Present from a student's parents.

Turkey!

Momma M and Krissy


Christmas was only slightly lonely, but we were able to spend our first married Christmas in our well decorated apartment surrounded with thoughts and love from our family.


Weight Loss

I have kept all the weight I lost off through the holidays and I couldn't be prouder.  I've also decided if I never lost another pound, I am pleased with my body.  I weight 152 pounds, wear a Small to Medium shirt, and size 8 pants.  That's a far cry from my 175, X-Large, 13.  Thus, this will not be my New Year's Resolution.

2015

Resolution

To be kinder. To be gentler. To continue marriage with a loving, joyful heart.  To seek first my God in all things.

Happy New Year from the Partons!

Simply happy, Incredibly Blessed.



Sunday, November 16, 2014

Newlywed Weightloss

On June 7, 2014 God answered me as I married the man I prayed for since I was a little girl.  I was happy, there was nothing I would have changed about that day and so many things to be thankful about.  My mother was healthy and happy and vibrant.  My husband and his groomsmen had minimal hangovers, I had women stand next to me that loved me.  My sister was a shining Maid of Honor.

Married life is still wonderful.  I am still happy.  But I have gained weight thanks to easy recipes not always being the healthiest and an amazing honeymoon to Italy.

At my heaviest I was 175 pounds.  At 5'2" this is nowhere near healthy. Crying once a week at my reflection, I decided I needed a change.

5'2", 175 pounds, Italy
I am very good at wearing flattering clothes, and posing in just the right way.  Hands on hips ALWAYS hides a belly and gives you a waist.  But on the right side in the picture, you can see where my fake waste is ruined and where the lovehandles shove their way through anyways.
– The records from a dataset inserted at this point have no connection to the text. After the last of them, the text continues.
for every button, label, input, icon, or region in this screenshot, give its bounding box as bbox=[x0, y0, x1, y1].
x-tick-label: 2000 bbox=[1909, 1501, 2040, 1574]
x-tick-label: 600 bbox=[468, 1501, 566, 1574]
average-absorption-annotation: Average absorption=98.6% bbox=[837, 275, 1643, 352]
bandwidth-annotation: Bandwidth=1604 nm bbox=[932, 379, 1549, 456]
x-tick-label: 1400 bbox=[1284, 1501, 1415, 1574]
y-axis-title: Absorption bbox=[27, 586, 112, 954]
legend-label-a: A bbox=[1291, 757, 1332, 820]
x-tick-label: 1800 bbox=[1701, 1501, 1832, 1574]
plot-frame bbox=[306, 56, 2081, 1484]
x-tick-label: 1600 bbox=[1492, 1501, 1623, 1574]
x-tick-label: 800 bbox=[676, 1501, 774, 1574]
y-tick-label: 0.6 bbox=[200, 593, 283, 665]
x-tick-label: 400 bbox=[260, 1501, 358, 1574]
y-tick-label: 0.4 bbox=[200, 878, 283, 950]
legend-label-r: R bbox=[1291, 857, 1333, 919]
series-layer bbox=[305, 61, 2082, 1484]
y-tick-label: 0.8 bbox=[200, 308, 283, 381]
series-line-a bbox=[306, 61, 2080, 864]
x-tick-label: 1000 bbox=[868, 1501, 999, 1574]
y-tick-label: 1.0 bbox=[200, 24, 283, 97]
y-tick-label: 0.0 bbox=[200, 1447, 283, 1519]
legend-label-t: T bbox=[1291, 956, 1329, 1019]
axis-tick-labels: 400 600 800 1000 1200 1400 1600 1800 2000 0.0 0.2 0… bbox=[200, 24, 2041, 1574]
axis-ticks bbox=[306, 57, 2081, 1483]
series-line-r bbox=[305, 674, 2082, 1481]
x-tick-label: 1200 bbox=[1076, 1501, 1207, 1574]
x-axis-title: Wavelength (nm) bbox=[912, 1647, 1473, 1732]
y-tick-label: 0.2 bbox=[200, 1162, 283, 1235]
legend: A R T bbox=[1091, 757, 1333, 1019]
Hubby says all supportive things, and I truly believe he never saw my weight.  But I did.  And I was done. Over the past month and a half I have worked very  hard at losing weight.  I am still nowhere near my goal, but am almost 20 pounds lighter.

5'2", 157 pounds, Cheyenne, WY, USA
No faking the waist on this one!

The funniest things I've noticed about the weight loss? My wedding ring fits much better, and my arms toned and my collarbone shows again.  Plus, when Chris picks me up it is noticeably easier for him and less embarrassing for me. 

Weight, the number on that scale, should NEVER define who you are nor what you will become.  I am a loving wife, a good house keeper, a fun teacher, and a struggling cook.  None of that is defined by numbers.  You shouldn't be either.  But if weight loss is going to help you gain a more confidant you, go for it.  Be healthy about it, be smart about it.  Have FUN with it. (I still eat Chick-Fil-A, and I still go for that candy now and again.  It won't break you.)

I still have to get to 130 to reach my goal and a "healthy" BMI rating.  It will happen, and it will not end a part of me, because this is a goal, it is not who I am.


Oh, by the way:

Blogs gain traction because they pick a theme.  I won't have a theme.  Sometimes a post will be about a yummy dinner that actually turned out half decently, sometimes a weight update, sometimes just life--Maybe an Italy story post-- but mostly, this is just about our lives, living simply happy, and knowing we are incredibly blessed.